Fraud by government contractors and vendors is all too common, and attempts, particularly by local governments, to spot or prevent it often fall short due to limited funds and staff with too much work and not enough time.
Governments seeking an alternative to a too-often-underfunded inspector general's office, an overburdened contract-compliance unit or an audit staff focused only on internal operations may want to consider an independent monitor. A monitor can keep a watchful eye on contractors and slam the door on potentially unscrupulous vendors before they have an opportunity to engage in fraud.
In the past, independent monitors have been reserved for corporate deferred-prosecution agreements, allowing a business to avoid prosecution after law enforcement has exposed fraud or serious compliance violations. But why wait for the fraud to occur? For governments, it's far better to take a proactive approach and avoid reputation-damaging news about wasted tax revenue.
In considering the independent-monitor approach, it's important for governments to analyze their history. What problems have occurred in the past? Do staff members feel ill-equipped to effectively and efficiently respond to complaints? Would an audit by a funding source reveal agency wrongdoing? If so, a monitor may be the answer to these concerns.
But how can a government with limited funds and a host of programs to service afford to fund an independent-monitor program? The answer is that they can pass the cost on to the contractors themselves. They can build a provision into their requests for proposals and inform potential vendors that they will bear the cost of the monitoring, and vendors can then build the cost into their bids.
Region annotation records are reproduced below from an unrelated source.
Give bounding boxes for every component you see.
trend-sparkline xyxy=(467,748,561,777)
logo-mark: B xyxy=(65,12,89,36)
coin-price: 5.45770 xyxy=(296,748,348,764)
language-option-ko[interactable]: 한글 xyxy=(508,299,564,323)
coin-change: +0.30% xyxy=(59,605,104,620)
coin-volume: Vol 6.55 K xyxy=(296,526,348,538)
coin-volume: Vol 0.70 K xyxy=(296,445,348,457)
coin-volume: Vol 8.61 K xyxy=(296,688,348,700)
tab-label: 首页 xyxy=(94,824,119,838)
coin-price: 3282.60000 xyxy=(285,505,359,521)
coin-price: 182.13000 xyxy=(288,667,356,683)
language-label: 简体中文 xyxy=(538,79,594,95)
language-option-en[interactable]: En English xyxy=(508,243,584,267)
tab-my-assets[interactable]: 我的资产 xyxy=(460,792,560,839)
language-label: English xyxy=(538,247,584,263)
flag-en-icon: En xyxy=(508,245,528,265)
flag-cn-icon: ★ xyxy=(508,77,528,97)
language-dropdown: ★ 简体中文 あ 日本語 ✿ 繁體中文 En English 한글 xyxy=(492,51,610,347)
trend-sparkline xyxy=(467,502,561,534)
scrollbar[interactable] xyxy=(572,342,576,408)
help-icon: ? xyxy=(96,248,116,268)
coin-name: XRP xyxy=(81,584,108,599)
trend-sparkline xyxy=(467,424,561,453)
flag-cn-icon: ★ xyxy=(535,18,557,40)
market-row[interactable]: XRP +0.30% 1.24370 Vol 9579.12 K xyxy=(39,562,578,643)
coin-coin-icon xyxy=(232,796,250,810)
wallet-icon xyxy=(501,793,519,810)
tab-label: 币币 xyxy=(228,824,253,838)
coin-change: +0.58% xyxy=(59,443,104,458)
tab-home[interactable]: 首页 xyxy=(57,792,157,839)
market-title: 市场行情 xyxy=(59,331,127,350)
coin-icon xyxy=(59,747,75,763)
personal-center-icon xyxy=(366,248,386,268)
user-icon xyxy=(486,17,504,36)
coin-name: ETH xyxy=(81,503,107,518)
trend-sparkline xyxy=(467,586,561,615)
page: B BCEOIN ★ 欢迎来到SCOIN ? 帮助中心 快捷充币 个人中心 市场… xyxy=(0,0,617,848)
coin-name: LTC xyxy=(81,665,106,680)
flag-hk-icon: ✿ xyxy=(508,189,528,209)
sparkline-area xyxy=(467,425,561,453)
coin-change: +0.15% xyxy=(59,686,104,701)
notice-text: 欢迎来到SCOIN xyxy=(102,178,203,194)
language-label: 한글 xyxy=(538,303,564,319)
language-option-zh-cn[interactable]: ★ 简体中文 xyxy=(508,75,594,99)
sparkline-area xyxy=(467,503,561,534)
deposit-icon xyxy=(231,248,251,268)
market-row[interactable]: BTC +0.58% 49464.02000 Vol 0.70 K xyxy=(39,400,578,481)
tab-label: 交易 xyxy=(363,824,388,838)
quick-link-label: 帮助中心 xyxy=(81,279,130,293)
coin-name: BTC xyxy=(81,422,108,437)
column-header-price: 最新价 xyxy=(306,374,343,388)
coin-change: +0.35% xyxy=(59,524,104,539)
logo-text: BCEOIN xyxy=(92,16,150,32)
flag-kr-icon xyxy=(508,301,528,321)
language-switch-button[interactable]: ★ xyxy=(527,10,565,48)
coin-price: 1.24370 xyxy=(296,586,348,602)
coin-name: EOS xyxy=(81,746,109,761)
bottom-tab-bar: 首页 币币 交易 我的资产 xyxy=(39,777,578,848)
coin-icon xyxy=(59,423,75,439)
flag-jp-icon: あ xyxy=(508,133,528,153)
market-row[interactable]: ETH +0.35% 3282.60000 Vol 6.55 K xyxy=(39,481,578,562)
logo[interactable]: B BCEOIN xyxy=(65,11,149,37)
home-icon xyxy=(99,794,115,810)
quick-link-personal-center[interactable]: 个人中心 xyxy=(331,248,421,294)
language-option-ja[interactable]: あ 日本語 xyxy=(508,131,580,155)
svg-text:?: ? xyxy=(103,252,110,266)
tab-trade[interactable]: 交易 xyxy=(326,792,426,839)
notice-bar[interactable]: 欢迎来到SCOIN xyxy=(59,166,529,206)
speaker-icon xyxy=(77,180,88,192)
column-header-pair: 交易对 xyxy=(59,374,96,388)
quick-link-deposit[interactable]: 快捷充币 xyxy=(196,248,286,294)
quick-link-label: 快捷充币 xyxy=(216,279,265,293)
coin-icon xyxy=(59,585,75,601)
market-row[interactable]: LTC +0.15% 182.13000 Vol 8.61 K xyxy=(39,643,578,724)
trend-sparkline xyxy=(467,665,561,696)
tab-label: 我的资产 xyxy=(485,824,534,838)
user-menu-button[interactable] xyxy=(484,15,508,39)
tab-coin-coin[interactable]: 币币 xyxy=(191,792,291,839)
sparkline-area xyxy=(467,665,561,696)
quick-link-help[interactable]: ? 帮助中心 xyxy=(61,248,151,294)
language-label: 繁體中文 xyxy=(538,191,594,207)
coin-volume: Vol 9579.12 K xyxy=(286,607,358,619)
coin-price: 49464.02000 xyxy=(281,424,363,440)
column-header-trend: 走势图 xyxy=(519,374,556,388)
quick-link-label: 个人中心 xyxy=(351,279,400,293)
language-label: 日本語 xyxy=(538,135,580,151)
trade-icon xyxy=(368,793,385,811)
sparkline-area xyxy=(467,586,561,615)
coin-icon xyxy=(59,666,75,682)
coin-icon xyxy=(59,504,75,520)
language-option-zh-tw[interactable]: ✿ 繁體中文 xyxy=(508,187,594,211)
So instead of increasing long-term budget allocations to properly fund oversight offices, expenditures will increase incrementally and only on matters that warrant further inspection. Once in place, the monitor reports to appropriate staff inside the government agency who can review any significant findings, report to management if necessary and determine the proper course of action.
To start, though, governments should follow a couple of straightforward guidelines for developing a successful independent-monitoring program:
• When issuing requests for qualifications for independent monitors, governments should evaluate respondents based on their neutrality, objectivity and professionalism. Then evaluators can create a pool of qualified service providers -- preferably numerous vendors in each service area. A few red flags to watch out for include respondents that would likely have conflicts with the engagements needing monitoring, inexperienced respondents and vendors that have other business with the governmental agency.
• Governments also should provide the contractor with a list of approved and available professional service firms and let them select one, subject to the government's approval. After a conflicts check to ensure that there are no hidden relationships, the monitor can begin the engagement with a scope of work written by the government.
So what's the return on investment for governments? An effective independent monitoring program can investigate bribery and kickback allegations, ethics policy violations, compliance with minority and women-owned business participation requirements, overbilling, false claims and a myriad of other potential schemes. For example, an independent monitor could require a contractor in an industry known for wining and dining public officials to allow the monitor to review all relevant employee expense reports. This drastically decreases the potential for fraud in this area.
As governments increasingly face tighter budgets and increasing pressure to protect taxpayer dollars, it's crucial that they identify ways to put fraud checks in place across all levels of their organizations. Employing independent monitors is a cost-effective way to help ensure that governments focus on their primary mission: better serving their constituents.